You could use the time you'd spend personalizing & rehearsing a free speech writing your own.
I know pre-packaged is tempting, but you can do it. The easy-to-follow guidelines below will help you create an original, unique speech you'll be proud to deliver.
Before you attempt to write the speech collect your ideas together.
Use the headings below as guidelines and the suggestions next to each one to kick start your creative juices.
Put down as much as you can under each one. Do not self edit. Nothing is too trivial! Allow your ideas to flow.
You will rearrange, expand, trim or delete them later but for now it's important you put whatever thought occurs down on paper.
I remember ...
Suggestions: starting out 'x' years ago, what was important, what I looked like back then ...
Suggestions: those who've been influential, friends, campaigns worked on together ...
Suggestions: Who have I admired and why? Who has inspired me? Name and thank them.
Suggestions: personal achievements, the firm's achievements
Suggestions: amusing stories about either yourself or the people you worked with.
The future ...
Suggestions: Personal future:- what I'm looking forward to, where I'll be, what I'll be doing ...
The firm's future:- where do you see it going? What challenges does it face?
Suggestions: the values that have been important over the years, still are and why
Now that you have the raw material you're ready to shape it. But before you begin to write the speech you have three more important considerations:
Go back through your notes, select what you want, put it in order and write exactly as if you were talking out loud to a respected friend.
You'll need an opening, middle and conclusion.
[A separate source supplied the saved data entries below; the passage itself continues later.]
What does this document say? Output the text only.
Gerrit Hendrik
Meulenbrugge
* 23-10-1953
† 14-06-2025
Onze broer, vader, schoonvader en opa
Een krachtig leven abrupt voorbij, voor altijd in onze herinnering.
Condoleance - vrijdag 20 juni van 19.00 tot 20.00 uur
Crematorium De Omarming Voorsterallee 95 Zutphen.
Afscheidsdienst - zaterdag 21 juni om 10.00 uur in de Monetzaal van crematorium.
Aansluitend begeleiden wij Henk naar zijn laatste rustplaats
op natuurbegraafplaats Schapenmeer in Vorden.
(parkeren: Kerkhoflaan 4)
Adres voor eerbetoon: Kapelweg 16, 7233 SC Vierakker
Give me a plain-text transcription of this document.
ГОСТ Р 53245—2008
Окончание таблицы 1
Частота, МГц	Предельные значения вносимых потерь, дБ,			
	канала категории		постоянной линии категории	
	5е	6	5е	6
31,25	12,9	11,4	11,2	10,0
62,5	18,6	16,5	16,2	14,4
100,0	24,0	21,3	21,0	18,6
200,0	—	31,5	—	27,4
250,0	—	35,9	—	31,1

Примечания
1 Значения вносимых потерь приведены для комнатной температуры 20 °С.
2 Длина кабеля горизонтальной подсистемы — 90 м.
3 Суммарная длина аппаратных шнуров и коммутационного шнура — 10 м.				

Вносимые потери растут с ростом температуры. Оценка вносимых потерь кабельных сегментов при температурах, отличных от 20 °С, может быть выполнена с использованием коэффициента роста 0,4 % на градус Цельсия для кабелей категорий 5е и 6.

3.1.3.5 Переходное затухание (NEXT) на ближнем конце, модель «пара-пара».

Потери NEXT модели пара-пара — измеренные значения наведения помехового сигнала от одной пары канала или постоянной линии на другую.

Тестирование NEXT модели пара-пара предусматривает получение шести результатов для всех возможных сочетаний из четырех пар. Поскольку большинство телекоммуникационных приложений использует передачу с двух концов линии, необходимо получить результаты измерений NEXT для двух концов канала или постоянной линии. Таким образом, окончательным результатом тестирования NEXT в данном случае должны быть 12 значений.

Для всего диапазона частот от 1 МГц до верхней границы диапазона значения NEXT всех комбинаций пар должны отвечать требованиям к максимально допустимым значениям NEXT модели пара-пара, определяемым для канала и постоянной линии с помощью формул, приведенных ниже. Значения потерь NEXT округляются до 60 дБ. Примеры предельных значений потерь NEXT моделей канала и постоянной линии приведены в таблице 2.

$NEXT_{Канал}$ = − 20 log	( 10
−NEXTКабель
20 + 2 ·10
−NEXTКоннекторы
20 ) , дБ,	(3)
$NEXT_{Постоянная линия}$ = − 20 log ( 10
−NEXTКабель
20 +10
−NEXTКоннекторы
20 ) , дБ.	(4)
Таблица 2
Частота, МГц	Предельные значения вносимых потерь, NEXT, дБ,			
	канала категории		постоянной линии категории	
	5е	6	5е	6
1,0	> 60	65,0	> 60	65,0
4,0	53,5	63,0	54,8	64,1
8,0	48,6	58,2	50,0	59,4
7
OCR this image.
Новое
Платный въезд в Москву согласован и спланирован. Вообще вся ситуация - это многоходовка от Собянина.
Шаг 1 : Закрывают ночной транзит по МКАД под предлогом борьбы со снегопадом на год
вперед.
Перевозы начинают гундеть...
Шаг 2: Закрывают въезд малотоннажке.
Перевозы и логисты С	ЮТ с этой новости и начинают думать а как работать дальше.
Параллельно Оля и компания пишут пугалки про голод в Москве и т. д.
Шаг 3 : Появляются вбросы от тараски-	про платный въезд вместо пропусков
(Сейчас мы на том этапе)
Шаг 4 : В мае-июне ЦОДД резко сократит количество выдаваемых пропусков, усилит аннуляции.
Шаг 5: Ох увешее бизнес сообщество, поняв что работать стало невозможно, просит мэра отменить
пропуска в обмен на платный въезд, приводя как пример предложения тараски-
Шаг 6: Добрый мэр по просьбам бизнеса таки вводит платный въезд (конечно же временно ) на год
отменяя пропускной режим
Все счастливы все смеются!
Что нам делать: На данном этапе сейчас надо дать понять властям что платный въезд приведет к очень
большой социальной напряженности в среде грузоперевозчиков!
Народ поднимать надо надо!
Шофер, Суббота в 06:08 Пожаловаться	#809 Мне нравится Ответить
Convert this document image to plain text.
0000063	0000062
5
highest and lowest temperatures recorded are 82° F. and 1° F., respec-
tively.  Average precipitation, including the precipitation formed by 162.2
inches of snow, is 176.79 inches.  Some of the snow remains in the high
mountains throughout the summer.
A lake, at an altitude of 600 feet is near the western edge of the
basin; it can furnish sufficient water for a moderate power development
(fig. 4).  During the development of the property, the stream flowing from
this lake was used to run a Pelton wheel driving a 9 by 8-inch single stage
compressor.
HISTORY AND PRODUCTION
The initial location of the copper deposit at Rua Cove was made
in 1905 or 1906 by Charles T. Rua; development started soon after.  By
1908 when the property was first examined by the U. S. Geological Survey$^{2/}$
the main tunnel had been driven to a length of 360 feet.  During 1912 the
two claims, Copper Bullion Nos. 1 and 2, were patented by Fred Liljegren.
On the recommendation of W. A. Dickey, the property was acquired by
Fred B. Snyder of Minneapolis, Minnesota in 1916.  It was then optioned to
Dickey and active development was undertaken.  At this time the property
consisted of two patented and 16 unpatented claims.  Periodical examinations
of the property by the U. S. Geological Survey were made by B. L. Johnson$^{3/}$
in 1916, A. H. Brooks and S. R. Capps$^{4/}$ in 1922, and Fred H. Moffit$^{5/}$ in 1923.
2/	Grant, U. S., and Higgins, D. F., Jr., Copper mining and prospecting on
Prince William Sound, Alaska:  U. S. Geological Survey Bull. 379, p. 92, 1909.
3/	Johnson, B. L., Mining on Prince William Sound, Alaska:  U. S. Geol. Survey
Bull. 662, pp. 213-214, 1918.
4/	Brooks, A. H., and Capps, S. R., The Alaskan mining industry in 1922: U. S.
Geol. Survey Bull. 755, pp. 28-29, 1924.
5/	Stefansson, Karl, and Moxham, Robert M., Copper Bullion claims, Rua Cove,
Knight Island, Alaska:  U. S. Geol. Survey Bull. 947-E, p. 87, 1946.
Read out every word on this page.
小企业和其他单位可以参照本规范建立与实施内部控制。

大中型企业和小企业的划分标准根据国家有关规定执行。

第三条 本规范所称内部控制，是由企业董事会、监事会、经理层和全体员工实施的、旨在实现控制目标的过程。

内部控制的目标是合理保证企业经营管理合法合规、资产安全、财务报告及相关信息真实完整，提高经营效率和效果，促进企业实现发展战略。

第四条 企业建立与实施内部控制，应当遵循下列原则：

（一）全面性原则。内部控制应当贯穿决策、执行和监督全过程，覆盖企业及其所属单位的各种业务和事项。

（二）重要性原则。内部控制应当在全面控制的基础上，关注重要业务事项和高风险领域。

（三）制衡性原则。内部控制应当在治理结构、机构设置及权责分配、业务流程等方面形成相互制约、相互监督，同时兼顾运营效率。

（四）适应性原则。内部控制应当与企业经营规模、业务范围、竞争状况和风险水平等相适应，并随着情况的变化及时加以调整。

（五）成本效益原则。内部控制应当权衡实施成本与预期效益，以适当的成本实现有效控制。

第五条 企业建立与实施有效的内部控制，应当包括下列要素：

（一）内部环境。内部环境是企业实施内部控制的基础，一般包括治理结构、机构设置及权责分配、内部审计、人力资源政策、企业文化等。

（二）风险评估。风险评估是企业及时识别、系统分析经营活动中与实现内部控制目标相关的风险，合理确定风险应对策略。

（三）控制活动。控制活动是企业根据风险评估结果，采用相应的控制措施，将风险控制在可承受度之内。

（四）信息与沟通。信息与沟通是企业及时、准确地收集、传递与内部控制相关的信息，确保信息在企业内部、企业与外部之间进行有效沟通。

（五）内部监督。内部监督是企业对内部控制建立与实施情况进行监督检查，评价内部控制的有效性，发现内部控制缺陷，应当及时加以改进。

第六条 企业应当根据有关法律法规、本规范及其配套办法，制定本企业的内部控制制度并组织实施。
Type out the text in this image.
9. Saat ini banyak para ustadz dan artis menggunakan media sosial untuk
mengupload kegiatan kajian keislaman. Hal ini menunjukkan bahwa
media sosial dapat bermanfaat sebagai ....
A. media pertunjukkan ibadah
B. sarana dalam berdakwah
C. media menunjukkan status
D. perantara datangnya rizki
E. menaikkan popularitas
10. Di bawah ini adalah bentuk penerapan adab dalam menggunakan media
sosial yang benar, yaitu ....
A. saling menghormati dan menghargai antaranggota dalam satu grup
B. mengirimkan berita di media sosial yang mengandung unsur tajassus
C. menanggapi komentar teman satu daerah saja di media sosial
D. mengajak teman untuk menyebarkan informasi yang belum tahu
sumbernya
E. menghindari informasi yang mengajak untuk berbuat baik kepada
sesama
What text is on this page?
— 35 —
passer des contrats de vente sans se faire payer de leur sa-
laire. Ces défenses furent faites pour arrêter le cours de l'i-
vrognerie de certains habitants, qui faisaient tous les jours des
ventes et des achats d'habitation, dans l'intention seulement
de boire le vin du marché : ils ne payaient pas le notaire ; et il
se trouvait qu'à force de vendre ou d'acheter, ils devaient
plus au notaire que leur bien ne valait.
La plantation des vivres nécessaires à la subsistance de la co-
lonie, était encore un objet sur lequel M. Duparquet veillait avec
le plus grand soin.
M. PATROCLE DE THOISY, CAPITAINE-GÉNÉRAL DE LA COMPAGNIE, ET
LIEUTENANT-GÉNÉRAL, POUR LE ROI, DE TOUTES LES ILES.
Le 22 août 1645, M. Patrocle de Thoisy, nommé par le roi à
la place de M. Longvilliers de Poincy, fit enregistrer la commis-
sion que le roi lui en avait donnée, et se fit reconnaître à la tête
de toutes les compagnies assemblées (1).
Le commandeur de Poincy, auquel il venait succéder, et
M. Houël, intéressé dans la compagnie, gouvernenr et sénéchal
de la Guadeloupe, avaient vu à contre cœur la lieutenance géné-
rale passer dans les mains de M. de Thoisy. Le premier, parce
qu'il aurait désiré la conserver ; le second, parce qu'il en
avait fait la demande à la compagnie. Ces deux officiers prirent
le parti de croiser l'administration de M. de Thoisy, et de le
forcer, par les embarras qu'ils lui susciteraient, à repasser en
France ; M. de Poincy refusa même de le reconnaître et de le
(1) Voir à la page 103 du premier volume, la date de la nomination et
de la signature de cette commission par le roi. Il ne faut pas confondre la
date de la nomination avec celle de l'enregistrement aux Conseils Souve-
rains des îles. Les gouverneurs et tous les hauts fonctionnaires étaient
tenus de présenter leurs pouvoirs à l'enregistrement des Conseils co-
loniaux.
Remember the time allowance. You
are better to make a few points well rather than try to cram your speech
full and rush.
If it worries you that you've had to omit either people or events, say so. People will understand.
If you are writing a farewell or retirement speech about a colleague remember: "do unto others as you would have done to you".
To gauge whether or not what you've written will be well received or has covered all the most important points, firstly put yourself in their shoes and secondly, read the speech through to several colleagues whose judgement you respect.
Be very aware of revealing personal or sensitive information. The person
retiring because of ill-health or for special family considerations may not want it made public. Ask before speaking. If you don't feel you can ask, then you probably shouldn't be saying anything about it.